My work is full of violent actions – my violent actions against others.
I have chased youth. I have called codes to have others restrain them. I have completed paperwork so that they can be picked up by the police.
Many times, because of documents I have written, young people have been picked up by the police and brought to a hospital in a police car, often handcuffed, although that is changing as police become more knowledgeable about mental illness.
I have ordered that young people be observed on a one-to-one basis, not allowing them even to go to the bathroom without having a Mental Health Worker’s foot held in the door to keep it open.
Many psychiatric inpatient units have a double door locking system, much like a prison.
Medication is sometimes used to restrain patients who become violent – not all of them are suffering from delusions.
These actions are taken to keep people safe, both from themselves, and so that others are not hurt. Each of these actions requires specific documentation on my part. But, make no mistake, these are violent actions.
These violent acts are the most overbearing tools available to keep people safe. But, whenever I am obliged to use them, it is a failure. It is a failure because these violent actions, carried out to keep people safe, delay healing and recovery.

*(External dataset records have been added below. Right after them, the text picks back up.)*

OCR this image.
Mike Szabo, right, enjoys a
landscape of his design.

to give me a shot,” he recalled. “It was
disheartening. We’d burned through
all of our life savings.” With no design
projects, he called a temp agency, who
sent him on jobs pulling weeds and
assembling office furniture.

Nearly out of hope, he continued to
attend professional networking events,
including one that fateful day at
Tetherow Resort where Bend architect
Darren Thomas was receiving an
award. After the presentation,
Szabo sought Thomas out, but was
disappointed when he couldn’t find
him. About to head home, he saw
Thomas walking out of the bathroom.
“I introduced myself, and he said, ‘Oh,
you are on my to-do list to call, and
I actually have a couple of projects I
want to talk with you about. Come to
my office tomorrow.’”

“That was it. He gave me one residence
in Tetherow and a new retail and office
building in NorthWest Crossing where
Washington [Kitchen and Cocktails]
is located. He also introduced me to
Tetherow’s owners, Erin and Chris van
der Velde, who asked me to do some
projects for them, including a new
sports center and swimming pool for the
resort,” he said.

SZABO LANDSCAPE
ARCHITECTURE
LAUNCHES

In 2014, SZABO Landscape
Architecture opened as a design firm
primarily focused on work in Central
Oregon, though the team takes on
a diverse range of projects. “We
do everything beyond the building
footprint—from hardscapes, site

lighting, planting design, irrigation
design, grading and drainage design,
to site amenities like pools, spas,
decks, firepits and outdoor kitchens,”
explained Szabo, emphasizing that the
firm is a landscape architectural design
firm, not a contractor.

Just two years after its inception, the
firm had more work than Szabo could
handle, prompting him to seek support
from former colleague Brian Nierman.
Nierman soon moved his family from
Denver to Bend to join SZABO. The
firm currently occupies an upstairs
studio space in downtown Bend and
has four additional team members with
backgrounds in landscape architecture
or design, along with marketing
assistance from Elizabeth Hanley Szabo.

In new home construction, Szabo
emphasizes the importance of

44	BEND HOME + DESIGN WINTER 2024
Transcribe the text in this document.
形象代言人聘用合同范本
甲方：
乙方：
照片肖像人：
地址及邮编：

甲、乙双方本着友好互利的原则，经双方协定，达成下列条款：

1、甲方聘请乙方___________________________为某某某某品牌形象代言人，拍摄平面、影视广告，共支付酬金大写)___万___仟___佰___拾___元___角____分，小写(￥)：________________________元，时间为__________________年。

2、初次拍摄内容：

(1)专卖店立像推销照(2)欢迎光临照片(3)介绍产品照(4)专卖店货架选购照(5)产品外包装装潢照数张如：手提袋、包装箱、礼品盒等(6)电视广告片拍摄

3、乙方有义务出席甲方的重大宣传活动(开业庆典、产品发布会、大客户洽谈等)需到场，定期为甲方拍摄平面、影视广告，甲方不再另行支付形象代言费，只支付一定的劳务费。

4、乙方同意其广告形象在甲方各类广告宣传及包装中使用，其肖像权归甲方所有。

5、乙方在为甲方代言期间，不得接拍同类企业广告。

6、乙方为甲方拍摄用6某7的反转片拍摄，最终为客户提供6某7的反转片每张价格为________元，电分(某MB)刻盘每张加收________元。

People do not always understand how violent these measures truly are, but, if you have ever experienced them, you know. You know these are violent actions. You may understand why I have had to take these measures but I will always see these as a failure, in some way.
One of the most important results of early intervention in strong outpatient programs in psychiatry is that we can avoid hospitalization, as well as these violent measures. That is always the goal. Hospitalization itself is a failure and the less time a person spends in inpatient psychiatric treatment, the better.
Psychiatric hospitalization is sometimes necessary, but it is usually best to avoid this measure, if at all possible.
Think about the measures I have described. How would you like it if these happened to you?